Ale gwoździem dzisiejszego programu był oczywiście podjazd na Święty Krzyż, do poziomu ok. 500m jechało się bez problemów, ale wyżej droga wjeżdża w las - i od razu pojawia się śnieg i lód. Z początku wydawało mi się, że nie ma szans po tym jechać, ale okazało się, że rower całkiem sensownie się trzyma, lód był dość "tępy", dobrze ubity kołami samochodów i wozów konnych. Sama jazda była OK, natomiast słabo się ruszało po postojach na zdjęcia, bo niedociążone tylne koło od razu buzowało. Na szczyt wjechałem w całości bez pchania, pod klasztor już nie zajeżdżałem, bo sporo było samochodów (w niedzielę w klasztorze są msze, na które przyjeżdża wielu ludzi z okolicy). Za to fantastycznie prezentowała się okolica gołoborza na Łysej Górze, same kamienie były pod śniegiem, ale na drzewach były jeszcze duże czapy śniegu, niektóre wystawione na wiatr miały fantazyjne kształty.
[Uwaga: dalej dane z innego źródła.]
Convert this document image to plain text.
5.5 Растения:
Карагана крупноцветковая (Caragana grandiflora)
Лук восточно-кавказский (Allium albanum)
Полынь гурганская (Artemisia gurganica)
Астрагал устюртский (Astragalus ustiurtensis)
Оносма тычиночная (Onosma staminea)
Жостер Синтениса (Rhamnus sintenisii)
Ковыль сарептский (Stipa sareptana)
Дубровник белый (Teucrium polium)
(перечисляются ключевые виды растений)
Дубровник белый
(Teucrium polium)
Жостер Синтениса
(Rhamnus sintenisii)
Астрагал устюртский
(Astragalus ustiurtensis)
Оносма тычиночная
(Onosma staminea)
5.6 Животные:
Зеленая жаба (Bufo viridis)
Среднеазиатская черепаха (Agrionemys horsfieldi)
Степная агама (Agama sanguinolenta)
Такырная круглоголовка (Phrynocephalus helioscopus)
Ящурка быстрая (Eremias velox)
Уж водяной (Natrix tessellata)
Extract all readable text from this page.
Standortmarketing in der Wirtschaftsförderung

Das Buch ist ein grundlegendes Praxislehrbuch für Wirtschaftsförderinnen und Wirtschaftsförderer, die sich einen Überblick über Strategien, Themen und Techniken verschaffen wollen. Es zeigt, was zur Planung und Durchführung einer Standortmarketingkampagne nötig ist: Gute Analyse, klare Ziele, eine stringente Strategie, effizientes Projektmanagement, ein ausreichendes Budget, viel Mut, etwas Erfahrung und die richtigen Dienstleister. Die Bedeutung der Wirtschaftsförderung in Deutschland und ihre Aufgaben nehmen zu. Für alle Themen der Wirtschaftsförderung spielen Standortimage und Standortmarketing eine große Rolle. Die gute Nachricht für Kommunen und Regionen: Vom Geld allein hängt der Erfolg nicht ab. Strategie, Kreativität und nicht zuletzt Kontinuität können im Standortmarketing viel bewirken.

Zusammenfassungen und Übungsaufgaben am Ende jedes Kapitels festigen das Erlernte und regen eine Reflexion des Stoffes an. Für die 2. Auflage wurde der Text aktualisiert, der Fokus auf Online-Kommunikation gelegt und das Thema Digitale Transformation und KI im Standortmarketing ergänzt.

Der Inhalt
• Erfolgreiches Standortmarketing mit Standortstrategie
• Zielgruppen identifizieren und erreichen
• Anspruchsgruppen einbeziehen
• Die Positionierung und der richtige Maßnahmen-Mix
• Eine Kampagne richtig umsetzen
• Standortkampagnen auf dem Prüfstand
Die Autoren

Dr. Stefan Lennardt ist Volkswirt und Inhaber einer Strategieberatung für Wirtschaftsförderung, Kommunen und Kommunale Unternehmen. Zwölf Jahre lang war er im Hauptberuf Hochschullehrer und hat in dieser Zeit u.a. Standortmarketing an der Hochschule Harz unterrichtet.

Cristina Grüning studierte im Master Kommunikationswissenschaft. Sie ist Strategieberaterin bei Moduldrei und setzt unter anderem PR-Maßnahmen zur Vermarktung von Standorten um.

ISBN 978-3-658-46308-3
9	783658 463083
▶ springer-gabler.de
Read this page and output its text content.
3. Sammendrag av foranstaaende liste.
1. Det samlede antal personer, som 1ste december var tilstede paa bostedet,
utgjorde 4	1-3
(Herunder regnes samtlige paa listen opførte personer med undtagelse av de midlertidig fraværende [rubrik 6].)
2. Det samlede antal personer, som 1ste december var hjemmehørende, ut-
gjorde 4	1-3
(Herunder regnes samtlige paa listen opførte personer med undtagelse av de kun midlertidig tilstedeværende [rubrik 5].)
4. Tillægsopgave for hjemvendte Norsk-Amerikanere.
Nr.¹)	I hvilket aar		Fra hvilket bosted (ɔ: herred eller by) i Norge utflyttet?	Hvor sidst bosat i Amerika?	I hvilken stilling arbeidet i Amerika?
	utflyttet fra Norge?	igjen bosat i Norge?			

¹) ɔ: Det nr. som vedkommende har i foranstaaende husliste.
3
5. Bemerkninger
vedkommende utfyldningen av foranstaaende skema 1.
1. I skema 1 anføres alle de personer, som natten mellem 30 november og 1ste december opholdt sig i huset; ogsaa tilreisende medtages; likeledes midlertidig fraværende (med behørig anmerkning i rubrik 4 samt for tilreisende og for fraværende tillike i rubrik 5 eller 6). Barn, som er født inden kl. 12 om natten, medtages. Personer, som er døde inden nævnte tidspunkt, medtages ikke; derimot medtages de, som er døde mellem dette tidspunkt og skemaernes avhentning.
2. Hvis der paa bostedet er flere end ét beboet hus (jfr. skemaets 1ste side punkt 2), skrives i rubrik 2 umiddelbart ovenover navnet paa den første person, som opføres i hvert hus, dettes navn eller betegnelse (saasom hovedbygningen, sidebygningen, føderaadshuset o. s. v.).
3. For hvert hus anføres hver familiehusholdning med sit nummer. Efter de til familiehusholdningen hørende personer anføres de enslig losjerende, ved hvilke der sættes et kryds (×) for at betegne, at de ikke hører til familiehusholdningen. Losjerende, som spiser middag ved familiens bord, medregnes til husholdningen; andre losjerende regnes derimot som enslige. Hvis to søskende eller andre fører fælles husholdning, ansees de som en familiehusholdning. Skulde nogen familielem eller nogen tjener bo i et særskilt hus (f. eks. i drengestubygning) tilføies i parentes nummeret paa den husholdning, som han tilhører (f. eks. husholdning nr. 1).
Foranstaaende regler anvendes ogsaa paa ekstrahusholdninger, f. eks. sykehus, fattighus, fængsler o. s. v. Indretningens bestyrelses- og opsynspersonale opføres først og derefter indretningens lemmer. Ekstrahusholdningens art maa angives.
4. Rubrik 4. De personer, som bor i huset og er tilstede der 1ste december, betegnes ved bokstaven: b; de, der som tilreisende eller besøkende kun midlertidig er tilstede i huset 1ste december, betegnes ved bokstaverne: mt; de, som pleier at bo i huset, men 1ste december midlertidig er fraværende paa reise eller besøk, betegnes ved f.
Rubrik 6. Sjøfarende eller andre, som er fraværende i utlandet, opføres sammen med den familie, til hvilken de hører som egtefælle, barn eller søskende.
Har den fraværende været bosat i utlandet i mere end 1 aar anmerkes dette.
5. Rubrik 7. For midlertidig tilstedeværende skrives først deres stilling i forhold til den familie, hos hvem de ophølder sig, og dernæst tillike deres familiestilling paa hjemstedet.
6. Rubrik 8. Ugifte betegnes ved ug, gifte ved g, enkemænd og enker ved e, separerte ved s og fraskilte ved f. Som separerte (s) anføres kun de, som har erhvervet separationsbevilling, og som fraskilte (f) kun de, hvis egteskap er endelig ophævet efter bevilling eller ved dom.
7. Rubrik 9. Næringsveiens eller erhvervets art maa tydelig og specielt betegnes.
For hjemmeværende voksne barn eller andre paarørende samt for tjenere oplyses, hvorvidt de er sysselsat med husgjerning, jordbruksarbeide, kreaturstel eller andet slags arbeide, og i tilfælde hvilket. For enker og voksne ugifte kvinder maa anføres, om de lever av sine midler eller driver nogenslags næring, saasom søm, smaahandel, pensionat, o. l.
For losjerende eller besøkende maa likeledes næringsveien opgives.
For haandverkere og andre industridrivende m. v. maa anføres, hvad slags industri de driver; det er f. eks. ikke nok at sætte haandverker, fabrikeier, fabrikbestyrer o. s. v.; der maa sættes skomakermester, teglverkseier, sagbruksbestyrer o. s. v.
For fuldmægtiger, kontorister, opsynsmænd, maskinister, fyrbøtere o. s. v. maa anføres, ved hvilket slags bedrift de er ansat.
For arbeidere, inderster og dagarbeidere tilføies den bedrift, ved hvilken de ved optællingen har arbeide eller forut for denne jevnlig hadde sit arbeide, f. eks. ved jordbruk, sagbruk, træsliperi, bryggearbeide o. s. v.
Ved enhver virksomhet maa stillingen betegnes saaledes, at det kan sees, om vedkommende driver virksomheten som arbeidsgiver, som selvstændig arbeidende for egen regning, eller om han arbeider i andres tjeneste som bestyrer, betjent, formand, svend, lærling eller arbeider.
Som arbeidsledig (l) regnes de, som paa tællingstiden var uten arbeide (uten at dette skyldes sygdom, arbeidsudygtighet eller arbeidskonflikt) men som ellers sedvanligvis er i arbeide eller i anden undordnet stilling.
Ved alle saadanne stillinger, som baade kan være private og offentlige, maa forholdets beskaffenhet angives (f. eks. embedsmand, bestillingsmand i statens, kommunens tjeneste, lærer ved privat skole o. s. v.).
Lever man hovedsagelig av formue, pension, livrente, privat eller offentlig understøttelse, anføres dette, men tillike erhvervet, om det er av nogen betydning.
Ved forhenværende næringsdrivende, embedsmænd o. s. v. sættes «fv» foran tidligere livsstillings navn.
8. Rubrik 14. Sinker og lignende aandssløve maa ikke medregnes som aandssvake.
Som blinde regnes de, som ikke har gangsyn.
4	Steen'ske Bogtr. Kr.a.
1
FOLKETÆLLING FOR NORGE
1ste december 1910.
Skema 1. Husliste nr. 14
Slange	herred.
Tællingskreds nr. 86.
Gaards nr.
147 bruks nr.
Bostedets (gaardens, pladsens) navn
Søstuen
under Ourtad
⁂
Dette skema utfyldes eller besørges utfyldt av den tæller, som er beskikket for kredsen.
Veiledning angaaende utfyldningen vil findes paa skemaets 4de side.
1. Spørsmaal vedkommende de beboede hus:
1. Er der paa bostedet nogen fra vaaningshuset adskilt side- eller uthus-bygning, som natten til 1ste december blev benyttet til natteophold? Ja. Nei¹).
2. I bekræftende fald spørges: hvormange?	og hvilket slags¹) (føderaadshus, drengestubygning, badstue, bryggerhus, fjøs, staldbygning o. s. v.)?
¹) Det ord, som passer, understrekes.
Wjeżdżając na szczyt myślałem, że w dół po tym lodzie na bank trzeba będzie sprowadzać, ale wbrew pozorom dało się jechać, choć oczywiście cały czas na hamulcu, 10-15km/h uważając by się za bardzo nie rozpędzić; oczywiście tylko do końca lasu, bo niżej dało się już normalnie jechać. Po kilkunastu km staję na obiad w Górznie, obiad dobry, ale zdecydowanie za dużo zjadłem, a duży posiłek w środku dnia to nie jest dobry pomysł. Tak więc cały podjazd pod przełęcz Krajeńską męczyłem się z pełnym żołądkiem ;)). A do końca trasy jeszcze sporo górek miałem, płaskich odcinków właściwie nie było. Z podjazdu za Bodzentynem miałem piękne widoki na masyw Łysogór, zaraz po tym zepsuła się pogoda, temperatura szybko spadła z 5-6 stopni do 0 a silny wiatr zmienił się na północny i na końcówce do Skarżyska wyraźnie przeszkadzał. Ale na pociąg udało mi się wyrobić, choć z niewielkim zapasem. Dworzec w Skarżysku niby nowy, ale jakość i pomysłowość typowa dla PKP - wejście na perony po wysokich kładkach, a same perony oczywiście niskie, więc wsiadanie z rowerem do pociągu niewygodne, poślizgnąłem się na wąskim stopniu i boleśnie uderzyłem się w piszczel, rozcinając nogę na parę centymetrów.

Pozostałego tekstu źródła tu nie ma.